It’s been a long time coming, but at last the weather finally settled down, we got to don the shorts and hopefully you managed to squeeze in a Fab or a Cornetto!
But now the ice is no longer just in our freezers – it’s back on our streets. It’s a fickle time of year when Mother Nature can be quite cruel. I always say that March and April are our transitionary months when pressure systems wriggle around to get into their summer patterns, but during that process we can go between summer and winter-like conditions.
So, this switch in temperature is nothing out of the ordinary for March and April. I can remember being in Aboyne several years ago to do an outside broadcast in the snow, just a week after temperatures hit the low 20s. Also, heavy snow hit Arran and Kintyre at the end of March 2013, causing major disruption.
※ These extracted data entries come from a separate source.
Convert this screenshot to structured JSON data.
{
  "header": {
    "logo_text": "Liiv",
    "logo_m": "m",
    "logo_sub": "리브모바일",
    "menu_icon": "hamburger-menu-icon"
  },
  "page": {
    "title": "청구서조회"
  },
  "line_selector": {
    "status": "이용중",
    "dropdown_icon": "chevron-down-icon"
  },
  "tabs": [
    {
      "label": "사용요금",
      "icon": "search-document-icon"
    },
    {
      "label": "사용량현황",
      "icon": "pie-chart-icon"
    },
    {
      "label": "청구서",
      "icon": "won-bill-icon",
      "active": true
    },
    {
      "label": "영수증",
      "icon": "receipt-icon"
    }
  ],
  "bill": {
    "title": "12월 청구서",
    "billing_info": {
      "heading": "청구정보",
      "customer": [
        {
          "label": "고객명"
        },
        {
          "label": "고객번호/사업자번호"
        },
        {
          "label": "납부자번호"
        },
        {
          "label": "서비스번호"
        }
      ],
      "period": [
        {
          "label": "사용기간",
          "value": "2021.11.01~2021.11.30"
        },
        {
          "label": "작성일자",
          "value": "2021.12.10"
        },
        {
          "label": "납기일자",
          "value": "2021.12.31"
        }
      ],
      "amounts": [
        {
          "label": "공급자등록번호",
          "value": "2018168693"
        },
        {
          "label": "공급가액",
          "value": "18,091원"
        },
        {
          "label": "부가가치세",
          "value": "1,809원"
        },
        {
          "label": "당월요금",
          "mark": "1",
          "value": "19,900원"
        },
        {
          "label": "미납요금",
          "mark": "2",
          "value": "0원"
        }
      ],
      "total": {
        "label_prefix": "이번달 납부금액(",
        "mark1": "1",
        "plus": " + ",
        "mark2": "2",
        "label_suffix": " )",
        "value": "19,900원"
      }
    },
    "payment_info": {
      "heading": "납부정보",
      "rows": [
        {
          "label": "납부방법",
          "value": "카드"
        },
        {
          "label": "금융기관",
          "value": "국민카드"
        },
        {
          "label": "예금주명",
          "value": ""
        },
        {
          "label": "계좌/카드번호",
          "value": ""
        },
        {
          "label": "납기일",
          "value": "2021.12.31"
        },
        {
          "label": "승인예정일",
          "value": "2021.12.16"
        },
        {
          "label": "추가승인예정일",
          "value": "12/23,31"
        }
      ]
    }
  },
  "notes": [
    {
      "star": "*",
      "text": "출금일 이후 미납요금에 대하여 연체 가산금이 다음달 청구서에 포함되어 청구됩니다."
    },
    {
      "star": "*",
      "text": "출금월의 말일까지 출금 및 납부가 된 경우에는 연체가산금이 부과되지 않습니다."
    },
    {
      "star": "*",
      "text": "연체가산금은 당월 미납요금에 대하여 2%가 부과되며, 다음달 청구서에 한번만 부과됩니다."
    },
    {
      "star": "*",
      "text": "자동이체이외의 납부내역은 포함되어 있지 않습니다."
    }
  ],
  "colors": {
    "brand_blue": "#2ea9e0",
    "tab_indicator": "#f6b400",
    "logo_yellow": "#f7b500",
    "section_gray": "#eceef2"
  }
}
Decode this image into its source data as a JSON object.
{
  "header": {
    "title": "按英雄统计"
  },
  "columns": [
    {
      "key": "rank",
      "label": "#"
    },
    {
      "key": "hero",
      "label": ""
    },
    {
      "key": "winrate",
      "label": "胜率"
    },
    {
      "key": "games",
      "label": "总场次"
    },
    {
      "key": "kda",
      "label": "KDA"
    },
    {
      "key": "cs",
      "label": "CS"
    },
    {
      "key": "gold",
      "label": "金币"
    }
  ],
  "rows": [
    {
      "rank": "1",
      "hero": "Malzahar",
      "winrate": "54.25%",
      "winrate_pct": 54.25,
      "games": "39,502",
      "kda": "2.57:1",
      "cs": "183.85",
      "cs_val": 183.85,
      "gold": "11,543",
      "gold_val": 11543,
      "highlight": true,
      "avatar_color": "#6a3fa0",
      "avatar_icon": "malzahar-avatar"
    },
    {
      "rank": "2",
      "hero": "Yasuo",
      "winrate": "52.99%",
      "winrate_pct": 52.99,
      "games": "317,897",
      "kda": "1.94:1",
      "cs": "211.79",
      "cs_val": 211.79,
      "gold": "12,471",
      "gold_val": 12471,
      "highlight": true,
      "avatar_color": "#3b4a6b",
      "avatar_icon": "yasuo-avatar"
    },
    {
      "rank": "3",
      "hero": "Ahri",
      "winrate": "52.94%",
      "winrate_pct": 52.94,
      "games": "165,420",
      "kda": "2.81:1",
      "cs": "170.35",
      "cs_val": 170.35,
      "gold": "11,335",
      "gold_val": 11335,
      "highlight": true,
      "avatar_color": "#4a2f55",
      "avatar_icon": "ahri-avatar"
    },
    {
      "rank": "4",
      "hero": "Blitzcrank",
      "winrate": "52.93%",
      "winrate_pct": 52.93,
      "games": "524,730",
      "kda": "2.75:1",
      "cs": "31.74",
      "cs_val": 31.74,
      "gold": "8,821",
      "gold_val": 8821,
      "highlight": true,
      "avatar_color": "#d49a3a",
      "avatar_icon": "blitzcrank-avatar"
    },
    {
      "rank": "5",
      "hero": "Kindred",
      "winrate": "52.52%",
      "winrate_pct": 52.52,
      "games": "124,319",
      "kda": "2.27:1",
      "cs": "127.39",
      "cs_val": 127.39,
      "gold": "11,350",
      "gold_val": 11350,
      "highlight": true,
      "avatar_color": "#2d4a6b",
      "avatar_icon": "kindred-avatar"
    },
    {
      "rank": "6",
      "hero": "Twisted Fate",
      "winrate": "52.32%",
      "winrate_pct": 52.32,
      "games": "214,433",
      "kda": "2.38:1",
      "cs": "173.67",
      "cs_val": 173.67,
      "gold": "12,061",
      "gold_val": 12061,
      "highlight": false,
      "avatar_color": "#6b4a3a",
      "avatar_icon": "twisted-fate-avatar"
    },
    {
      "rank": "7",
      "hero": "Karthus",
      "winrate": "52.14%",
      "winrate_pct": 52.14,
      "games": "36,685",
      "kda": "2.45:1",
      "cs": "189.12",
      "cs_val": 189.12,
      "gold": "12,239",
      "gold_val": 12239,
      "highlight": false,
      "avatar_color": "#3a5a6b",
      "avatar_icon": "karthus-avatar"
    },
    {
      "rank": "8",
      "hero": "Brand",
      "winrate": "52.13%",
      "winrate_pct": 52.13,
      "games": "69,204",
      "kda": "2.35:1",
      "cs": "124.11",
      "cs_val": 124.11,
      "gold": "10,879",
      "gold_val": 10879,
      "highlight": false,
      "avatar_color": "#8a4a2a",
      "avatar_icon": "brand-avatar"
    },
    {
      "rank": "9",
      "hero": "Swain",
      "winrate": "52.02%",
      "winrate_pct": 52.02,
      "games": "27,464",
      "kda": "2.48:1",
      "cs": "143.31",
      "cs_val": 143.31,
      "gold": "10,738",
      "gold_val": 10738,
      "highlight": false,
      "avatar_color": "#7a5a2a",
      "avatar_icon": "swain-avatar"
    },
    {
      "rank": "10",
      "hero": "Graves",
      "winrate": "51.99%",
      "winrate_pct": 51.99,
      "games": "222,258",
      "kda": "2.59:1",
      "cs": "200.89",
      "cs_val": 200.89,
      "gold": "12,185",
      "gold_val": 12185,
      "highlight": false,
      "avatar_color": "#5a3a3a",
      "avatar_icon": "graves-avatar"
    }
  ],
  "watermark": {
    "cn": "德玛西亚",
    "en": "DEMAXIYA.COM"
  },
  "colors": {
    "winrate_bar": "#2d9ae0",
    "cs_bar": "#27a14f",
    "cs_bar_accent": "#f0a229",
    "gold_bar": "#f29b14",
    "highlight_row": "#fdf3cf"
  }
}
Snow at this time of year is a nightmare for lambing, but it’s like clockwork, it happens most springs and the switch to colder and snowier conditions is often referred to as the ‘lambing snow’ by the farming community. Lambs are easily buried under snow, and daffodil farmers can be badly affected by these spring chills.
But snowfall doesn’t tend to worry us meteorologists too much once we’re in April, because things are happening under our feet which helps keep it quite shortlived. As the sun gets higher in the sky through March, the ground temperature slowly starts to rise, meaning any lying snow usually melts fairly quickly, helped by the stronger sun.
On average, most of the country will have at least one day with lying snow in March, but by April, we’d generally only expect it on the hills and perhaps lower down in the north Highlands and Shetland. That being said, most of the country will still have a few days with falling snow in April. We’d even still expect some falls in May across the Northern Isles, Lewis and the north Highlands.
Despite being extremely rare, snow has been recorded in June and July before in the UK, although these events were in the 1800s and mid-1900s, and would be even rarer today with our higher average temperatures.
And while the very low temperatures are a shocker over the next few nights, again this is not unheard of at this time of year. Just last year, Tulloch Bridge hit -9C, and Aboyne -7C in mid-April.
So, while we’re shivering just now, don’t worry, because it’s just part of the swings and roundabouts of spring, and Mother Nature will turn the heat back up soon.